Le football congolais sombre dans une crise qui a pour non échecs répétés, le premier Ministre, Anatole Collinet Makosso, invite à un débat dépassionné, fondé sur la transparence, la responsabilité partagée et des réformes structurelles. Le premier ministre rejette la personnalisation du débat et rapelle que l’État ne s’est jamais interféré dans la gestion des fédérations sportives.
<<Les Fédérations, dont la Fécofoot, travaillent en toute autonomie>>, a- t-il affirmé. Rappelant que le rôle du gouvernement est avant tout de réguler, de veiller et d’investir dans les infrastructures tout en répondant devant le peuple. Le premier ministre souligne un paradoxe ; lorsque les performances sportives sont médiocres, l’État est mis en cause ; mais dès qu’il tente d’exercer un droit de regard sur ce qui ne marche pas, la non ingérence est brandie. Or, a- t-il rappelé, le gouvernement demeure responsable lorsque des compétitions internationales ne peuvent pas se tenir, notamment en raison des problèmes d’homologation de stade.

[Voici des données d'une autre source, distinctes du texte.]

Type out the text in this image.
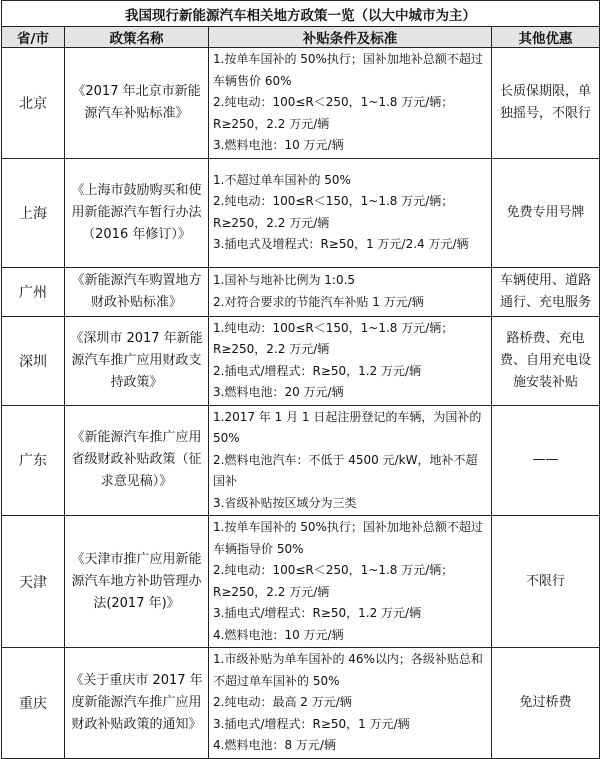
我国现行新能源汽车相关地方政策一览（以大中城市为主）			
省/市	政策名称	补贴条件及标准	其他优惠
北京	《2017 年北京市新能源汽车补贴标准》	1.按单车国补的 50%执行；国补加地补总额不超过车辆售价 60%
2.纯电动：100≤R＜250，1~1.8 万元/辆；R≥250，2.2 万元/辆
3.燃料电池：10 万元/辆	长质保期限，单独摇号，不限行
上海	《上海市鼓励购买和使用新能源汽车暂行办法（2016 年修订）》	1.不超过单车国补的 50%
2.纯电动：100≤R＜150，1~1.8 万元/辆；R≥250，2.2 万元/辆
3.插电式及增程式：R≥50，1 万元/2.4 万元/辆	免费专用号牌
广州	《新能源汽车购置地方财政补贴标准》	1.国补与地补比例为 1:0.5
2.对符合要求的节能汽车补贴 1 万元/辆	车辆使用、道路通行、充电服务
深圳	《深圳市 2017 年新能源汽车推广应用财政支持政策》	1.纯电动：100≤R＜150，1~1.8 万元/辆；R≥250，2.2 万元/辆
2.插电式/增程式：R≥50，1.2 万元/辆
3.燃料电池：20 万元/辆	路桥费、充电费、自用充电设施安装补贴
广东	《新能源汽车推广应用省级财政补贴政策（征求意见稿）》	1.2017 年 1 月 1 日起注册登记的车辆，为国补的 50%
2.燃料电池汽车：不低于 4500 元/kW，地补不超国补
3.省级补贴按区域分为三类	——
天津	《天津市推广应用新能源汽车地方补助管理办法(2017 年)》	1.按单车国补的 50%执行；国补加地补总额不超过车辆指导价 50%
2.纯电动：100≤R＜250，1~1.8 万元/辆；R≥250，2.2 万元/辆
3.插电式/增程式：R≥50，1.2 万元/辆
4.燃料电池：10 万元/辆	不限行
重庆	《关于重庆市 2017 年度新能源汽车推广应用财政补贴政策的通知》	1.市级补贴为单车国补的 46%以内；各级补贴总和不超过单车国补的 50%
2.纯电动：最高 2 万元/辆
3.插电式/增程式：R≥50，1 万元/辆
4.燃料电池：8 万元/辆	免过桥费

Pour le premier ministre Anatole Collinet Makosso, les échecs à répétition des Diables Rouges révèlent un problème structurel. Les Fédérations rencontrent des difficultés réelles , les clubs aussi, et l’Etat n’est pas exempt de responsabilité. Il a rappelé qu’à certaines périodes, notamment entre 2012- 2013, des ressources publiques avaient été mises à la disposition des clubs , avant que ces efforts ne s’essoufflent. En période de crise, a-t-il insisté, toutes les parties prenantes devraient mutualiser leurs efforts, dans l’intérêt supérieur du football national, comme antidote; il propose de repartir sur les nouvelles bases. En appliquant strictement les orientations du gouvernement inscrites dans le code du sport et le code d’éthique. Selon le premier ministre, la crise actuelle de la Fécofoot trouve son origine au sein des clubs dans leur gouvernance, la qualité des compétitions et des championnats. Une situation qui s’est progressivement complexifiée et qui ne peut être imputée ni au ministère des sports ni au gouvernement seul.